Sometimes Mr Pollan even makes himself part of the experiment. 

For a while he wears a device that beeps at random intervals, prompting him to note down exactly what his subjective experience was at that particular moment: such as, “A beagle, off leash, is walking towards me on the sidewalk.” 

It sounds simple. 

But soon doubts creep in. 

Is wearing the device subtly affecting his thinking? 

What counts as subjective experience, and what counts as mere context for that experience? 

Catching himself in the act of experiencing turns out to be frustratingly difficult.

So does the challenge of answering the hard problem. 

For though the book is well-written, richly researched and a pleasure to read, it does not offer any firm conclusions. 

Consciousness researchers are like cosmologists, notes Mr Pollan: they are unable to step outside the precise thing they are studying. 

In fact, it is worse than that: cosmologists can at least agree on what their measurements show. 

But the hard problem is hard precisely because of its subjective nature. 

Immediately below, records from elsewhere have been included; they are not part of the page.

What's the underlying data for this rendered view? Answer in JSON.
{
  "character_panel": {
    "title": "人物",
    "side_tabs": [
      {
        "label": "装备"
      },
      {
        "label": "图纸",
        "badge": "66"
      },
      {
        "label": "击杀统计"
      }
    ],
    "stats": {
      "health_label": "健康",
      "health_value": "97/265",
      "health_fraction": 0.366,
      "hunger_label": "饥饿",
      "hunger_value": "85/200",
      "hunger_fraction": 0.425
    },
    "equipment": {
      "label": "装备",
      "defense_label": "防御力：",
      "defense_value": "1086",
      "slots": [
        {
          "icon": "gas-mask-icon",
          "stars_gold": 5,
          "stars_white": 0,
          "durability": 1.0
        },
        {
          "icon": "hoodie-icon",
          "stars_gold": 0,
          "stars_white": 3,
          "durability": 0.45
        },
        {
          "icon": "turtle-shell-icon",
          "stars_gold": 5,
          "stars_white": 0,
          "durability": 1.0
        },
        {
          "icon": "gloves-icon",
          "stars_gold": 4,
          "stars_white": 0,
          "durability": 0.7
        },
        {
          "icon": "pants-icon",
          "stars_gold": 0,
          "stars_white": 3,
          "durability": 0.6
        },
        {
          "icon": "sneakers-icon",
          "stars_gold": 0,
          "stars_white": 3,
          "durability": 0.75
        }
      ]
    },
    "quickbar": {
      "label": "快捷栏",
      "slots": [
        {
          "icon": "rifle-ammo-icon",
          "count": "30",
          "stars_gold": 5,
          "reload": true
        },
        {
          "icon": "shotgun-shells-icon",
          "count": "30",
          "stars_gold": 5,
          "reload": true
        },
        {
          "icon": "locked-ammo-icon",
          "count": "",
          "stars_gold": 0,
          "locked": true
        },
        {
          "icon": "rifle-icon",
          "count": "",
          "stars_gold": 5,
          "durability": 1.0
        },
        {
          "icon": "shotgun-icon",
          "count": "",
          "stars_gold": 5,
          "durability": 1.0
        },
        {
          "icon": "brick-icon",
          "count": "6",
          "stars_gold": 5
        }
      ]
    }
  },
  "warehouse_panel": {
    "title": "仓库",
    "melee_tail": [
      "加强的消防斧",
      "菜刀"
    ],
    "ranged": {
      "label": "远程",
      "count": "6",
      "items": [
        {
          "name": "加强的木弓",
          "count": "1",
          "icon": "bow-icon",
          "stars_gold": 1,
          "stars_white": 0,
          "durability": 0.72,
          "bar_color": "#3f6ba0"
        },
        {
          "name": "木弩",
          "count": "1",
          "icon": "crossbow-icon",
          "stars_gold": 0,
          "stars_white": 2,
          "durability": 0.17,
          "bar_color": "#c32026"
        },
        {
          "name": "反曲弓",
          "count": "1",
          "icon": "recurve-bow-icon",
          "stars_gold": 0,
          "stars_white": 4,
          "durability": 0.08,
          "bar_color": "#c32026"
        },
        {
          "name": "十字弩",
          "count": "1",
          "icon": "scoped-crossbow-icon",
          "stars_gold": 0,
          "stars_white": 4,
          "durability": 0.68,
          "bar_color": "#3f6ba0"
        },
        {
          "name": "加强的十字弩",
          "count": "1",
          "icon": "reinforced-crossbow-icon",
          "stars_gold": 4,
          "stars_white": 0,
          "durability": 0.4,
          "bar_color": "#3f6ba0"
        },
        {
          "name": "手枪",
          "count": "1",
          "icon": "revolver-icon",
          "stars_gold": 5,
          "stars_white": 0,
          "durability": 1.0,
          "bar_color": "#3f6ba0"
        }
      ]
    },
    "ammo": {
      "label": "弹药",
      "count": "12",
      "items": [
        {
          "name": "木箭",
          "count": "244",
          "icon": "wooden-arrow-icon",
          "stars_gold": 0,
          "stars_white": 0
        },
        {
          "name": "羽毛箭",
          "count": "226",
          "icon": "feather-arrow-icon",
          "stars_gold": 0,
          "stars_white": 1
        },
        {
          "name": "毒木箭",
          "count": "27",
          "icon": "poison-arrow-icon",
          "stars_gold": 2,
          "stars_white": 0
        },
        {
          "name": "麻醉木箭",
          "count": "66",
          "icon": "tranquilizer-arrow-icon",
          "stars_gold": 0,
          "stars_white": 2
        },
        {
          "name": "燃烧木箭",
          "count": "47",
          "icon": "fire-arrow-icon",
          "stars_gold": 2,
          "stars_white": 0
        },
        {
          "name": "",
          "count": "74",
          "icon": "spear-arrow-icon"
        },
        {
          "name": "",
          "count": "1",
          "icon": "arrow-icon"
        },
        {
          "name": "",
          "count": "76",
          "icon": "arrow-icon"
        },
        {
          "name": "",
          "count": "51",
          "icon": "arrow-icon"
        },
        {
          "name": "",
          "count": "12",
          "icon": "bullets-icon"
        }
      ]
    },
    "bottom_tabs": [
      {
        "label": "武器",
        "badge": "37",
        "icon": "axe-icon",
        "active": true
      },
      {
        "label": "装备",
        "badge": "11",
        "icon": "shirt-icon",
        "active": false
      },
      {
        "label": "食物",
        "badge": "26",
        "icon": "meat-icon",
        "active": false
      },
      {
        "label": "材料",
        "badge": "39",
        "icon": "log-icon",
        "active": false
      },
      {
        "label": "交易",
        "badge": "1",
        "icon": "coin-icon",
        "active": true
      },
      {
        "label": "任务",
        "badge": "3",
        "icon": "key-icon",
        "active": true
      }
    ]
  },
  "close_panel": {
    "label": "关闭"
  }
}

There is simply no way to step into someone else’s head and check that their experience of the world matches yours.

“A World Appears” leaves you with a universe of questions and theories. 

Consciousness is about information processing, says one researcher. 

Or perhaps it is a way for organisms to choose between competing priorities, others assert. 

All of this is, by any standard, quite heavy stuff. 

It is a mark of Mr Pollan’s skill as a writer that it never feels that way.